An integral part of the destructive ideology peddled by modernists is to deny the existence of the Tradition. Making out that there is no such thing as the Tradition, they claim that there are therefore only human customs, thus, very typically for them, reducing the Inheritance of the Holy Spirit to relativistic humanism. They are wrong – the Tradition exists and this is precisely the deposit of the Holy Spirit that the Apostle calls us to guard (1 Tim 6, 20).
There is only one Tradition, just as there is only one Church. True, there are local customs, but some of these are bad and come from spiritual decadence. These have come into the Church in recent times through Western influence and can be encountered especially in Greece, Cyprus and in parts of Romania and the Patriarchate of Antioch, which have been exposed for some generations to Western decadence. In their parishes in the USA and elsewhere, some of these groups actually use organs and people sit in pews during Church services! Of course, this is no part of the Tradition and is only justified as a custom because it is what heretics do. Here there are clear cases where the Tradition is being lost. However, modernists justify all this saying that ‘you can have organs or not have organs, you can have pews or not have pews – these are merely differences of custom’. This is a lie.

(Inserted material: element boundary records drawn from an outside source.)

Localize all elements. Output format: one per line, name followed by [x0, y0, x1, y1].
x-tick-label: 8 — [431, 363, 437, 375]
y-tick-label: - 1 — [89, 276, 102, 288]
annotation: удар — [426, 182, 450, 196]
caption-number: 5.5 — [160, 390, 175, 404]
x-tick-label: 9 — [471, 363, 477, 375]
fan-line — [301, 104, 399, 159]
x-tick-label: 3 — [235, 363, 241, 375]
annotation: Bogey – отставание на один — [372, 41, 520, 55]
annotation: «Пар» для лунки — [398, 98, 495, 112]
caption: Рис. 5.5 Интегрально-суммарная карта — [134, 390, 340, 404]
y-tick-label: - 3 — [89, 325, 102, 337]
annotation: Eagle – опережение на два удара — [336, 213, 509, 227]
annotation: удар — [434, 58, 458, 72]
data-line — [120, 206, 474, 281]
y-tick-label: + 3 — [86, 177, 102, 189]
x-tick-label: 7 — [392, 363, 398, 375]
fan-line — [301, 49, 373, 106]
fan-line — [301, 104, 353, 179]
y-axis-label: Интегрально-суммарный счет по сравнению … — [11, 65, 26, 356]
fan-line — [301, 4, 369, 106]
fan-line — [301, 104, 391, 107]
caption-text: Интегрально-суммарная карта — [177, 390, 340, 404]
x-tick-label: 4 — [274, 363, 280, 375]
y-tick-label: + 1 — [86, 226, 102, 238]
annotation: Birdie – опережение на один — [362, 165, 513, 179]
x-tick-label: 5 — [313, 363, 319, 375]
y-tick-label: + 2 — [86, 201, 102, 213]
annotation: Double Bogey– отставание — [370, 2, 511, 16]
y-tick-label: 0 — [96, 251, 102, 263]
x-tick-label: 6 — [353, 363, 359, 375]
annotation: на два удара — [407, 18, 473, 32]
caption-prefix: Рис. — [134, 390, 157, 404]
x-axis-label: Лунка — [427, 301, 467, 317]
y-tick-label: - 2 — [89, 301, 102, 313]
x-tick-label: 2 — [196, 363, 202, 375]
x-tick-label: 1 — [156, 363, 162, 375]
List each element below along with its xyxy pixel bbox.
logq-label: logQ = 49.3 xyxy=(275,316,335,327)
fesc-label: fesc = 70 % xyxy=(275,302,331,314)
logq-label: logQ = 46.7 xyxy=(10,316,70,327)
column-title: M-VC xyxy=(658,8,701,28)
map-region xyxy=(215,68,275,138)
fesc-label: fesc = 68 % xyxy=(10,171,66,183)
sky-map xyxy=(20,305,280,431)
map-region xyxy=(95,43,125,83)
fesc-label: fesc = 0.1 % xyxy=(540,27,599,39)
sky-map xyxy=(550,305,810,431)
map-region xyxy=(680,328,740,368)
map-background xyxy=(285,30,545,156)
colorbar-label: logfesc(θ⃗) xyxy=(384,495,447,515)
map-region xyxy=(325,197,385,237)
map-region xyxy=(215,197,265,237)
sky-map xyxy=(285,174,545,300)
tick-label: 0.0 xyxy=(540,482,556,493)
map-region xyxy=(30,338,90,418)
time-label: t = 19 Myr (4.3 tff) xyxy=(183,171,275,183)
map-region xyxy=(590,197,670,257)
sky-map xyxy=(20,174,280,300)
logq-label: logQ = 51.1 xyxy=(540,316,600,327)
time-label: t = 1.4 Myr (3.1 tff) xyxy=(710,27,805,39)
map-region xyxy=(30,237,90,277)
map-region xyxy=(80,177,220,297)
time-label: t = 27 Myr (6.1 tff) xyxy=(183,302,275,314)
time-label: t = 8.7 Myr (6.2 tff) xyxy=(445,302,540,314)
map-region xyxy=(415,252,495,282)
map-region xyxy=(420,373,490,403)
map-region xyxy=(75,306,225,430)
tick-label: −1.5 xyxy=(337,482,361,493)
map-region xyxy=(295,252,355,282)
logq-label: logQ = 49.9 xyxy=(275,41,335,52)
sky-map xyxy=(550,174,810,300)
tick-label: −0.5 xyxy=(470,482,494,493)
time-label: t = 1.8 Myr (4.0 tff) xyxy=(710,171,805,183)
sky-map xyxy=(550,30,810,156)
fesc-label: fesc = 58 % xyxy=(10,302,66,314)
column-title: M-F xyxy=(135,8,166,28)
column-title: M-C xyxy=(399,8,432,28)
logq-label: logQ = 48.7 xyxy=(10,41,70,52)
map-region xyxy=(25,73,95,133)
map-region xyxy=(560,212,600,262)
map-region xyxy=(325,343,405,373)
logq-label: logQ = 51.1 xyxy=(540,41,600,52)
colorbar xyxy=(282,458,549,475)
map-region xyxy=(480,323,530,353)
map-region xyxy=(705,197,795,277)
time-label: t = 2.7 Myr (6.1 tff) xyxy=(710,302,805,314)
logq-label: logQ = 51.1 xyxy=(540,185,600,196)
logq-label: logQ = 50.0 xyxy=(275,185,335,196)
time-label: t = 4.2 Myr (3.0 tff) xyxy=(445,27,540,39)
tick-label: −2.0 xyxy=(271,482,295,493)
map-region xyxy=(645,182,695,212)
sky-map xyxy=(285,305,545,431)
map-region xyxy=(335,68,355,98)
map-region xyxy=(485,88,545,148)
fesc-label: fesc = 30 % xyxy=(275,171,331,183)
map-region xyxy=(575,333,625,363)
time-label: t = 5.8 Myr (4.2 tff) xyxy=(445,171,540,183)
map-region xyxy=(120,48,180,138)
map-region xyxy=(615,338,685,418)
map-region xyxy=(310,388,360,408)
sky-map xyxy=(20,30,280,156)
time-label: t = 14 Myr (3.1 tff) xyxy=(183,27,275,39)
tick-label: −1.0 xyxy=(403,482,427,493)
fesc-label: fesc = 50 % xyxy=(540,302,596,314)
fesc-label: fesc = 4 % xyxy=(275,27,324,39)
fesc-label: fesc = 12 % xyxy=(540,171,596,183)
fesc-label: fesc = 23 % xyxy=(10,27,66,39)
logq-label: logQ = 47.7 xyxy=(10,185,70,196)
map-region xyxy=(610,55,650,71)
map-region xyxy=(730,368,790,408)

Such people are simply victims of modernist decadence and have lost the Tradition. Much more seriously, and this is now widespread among those who come from heterodox backgrounds, there is the custom of communion without confession and even persecution of those who do not take communion. This is like saying that communion is medicine which can be administered without a diagnosis. The fact is that if you take the wrong medicine because you do not have a diagnosis, you can die. Though the modernists hate the Scriptures because they are not politically correct, the Apostle Paul wrote about communion for damnation in the first century: ‘For this cause many are weak and sickly among you’ (I Cor 11, 30). Similarly, there is the modernist practice of forcing women to take communion during menstruation, which also goes against the Holy Spirit.
Another widespread modernist practice is to change the services, justifying arbitrary changes contrary to the Tradition. All of this goes hand in hand with the use of the papal calendar instead of the Orthodox calendar. Here too modernists assert that there are two calendars, therefore we can use either. In reality, there is only one Church calendar. The fact that we accept as Orthodox those who use the papal calendar for the fixed services is economy, a dispensation made for the sake of their salvation. Another abuse is celebrating without an iconostasis. This can happen initially in missionary circumstances, but after a few weeks any real Orthodox parish will have an iconostasis. Not to take a blessing on seeing a priest is another abuse – not part of the Tradition. Connected with this is the refusal of women not to cover their heads (I Cor 11, 13) and generally wear improper and immodest dress in church.
It is no good like Anglicans, who do not understand what the Church is, saying that in the Church there are only various human customs and so that we can ignore them or compromise them in amoral ‘pick and mix’ consumerism. In reality, there is right and wrong, good and bad, black and white, and there can be no compromise between right and wrong, just as there can be no concord between Christ and Belial (2 Cor 6, 15). The Tradition is One.